Last week I carefully broached the subject of Tian’anmen Square with one of my co-workers. Together we looked through a series of pictures from that day from The Atlantic (excellent), which sparked a very interesting, and yet minimally productive conversation. It was her first time seeing evidence of civilian casualties, and I explained that no one was certain how many students and workers had died in the Square, but most foreign sources say hundreds. With the ongoing violence in Syria (which she is following), this wasn’t an easy idea to accept.
So I told her that I had never really heard about June 4th from a Chinese view, and asked her to tell me what it had been like.
She said here in Nanjing and in Beijing many workers and students gathered to protest against the gov’t. Some of them might have been working with foreign gov’ts and that many others had joined in. On the third, the students had attacked the military. She emphasized that just like with Syria it was sad anytime civilians were killed by their gov’t.
But she didn’t stop there. “You know, they were blocking the roads and it made traffic very bad. And all of the factories had to close. Nobody was working. It was chaos. The gov’t had to stop it. You can’t just have people not working and blocking traffic.”
Even though this co-worker is critical of most of what the Party says, and was willing to accept that the number of students was probably higher than what had been reported in China, she couldn’t shake this fear of chaos.
Then in Hangzhou yesterday, I got into a cab operated by a Christian. I could tell this because of a small plastic box on his dash that preached the Gospel for him with the push of a button. Over the crackly hymn he shouted back to me, “You know, our government is really terrible. Just terrible.”
“Oh,” I said.
“Yeah, we all want to get rid of them but what can we do? I’m a patriot, and I know they are no good for China, but if we over throw them there will be chaos…”
This fear of chaos is pervasive, and is reproduced over and over again in China’s media. Discussion of the Arab Spring had very little to do with the power of the people, or their desire to shape their own countries; instead it focused on what the GDP losses must have been for Egypt with all those people milling about in Tahir Square, the soaring prices of tomatoes, and the unnecessary casualties.
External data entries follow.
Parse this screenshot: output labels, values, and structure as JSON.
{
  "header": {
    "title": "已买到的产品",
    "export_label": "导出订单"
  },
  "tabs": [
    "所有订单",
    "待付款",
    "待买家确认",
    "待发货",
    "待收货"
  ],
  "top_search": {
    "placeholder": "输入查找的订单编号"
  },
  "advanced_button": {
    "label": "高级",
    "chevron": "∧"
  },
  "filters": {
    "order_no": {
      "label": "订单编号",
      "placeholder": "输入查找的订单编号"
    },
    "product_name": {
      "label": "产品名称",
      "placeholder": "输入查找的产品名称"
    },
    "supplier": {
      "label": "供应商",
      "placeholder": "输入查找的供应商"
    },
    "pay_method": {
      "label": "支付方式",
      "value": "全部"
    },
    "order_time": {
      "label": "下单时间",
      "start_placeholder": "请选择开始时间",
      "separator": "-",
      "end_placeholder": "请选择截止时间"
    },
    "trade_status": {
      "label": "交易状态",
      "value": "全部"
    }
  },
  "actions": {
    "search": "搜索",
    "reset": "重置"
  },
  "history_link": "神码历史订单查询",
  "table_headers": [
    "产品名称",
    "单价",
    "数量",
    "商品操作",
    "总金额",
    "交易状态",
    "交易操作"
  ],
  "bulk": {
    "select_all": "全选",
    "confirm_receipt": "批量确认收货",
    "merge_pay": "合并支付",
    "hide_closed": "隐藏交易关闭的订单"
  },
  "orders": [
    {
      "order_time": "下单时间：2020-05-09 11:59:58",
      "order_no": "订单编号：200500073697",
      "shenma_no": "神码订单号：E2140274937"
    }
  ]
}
If one took People’s Daily and Global Times seriously, they would assume that most of the world remains plunged in chaos with no end in site. In fact the word “chaos” appears on at least a weekly if not daily basis in both papers.
A major hurdle for Chinese democracy activists will be convincing their fellow countrymen that change doesn’t have to be chaotic. Unfortunately, most Chinese people have very vivid memories of chaos, while democracy is an intangible idea that has never been seen by the majority of people. In this way, the tragedies of the Great Leap Forward and the Cultural Revolution have helped to cement the Party’s power.
For political reform to be a palatable option, activists will have to demonstrate on some scale that reform and revolution are very different things. Only by convincing farmers and factory workers that democracy is a way to a greater form of stability, one that doesn’t require Chengguan or Weibo censors and could protect their property and wages, will they succeed.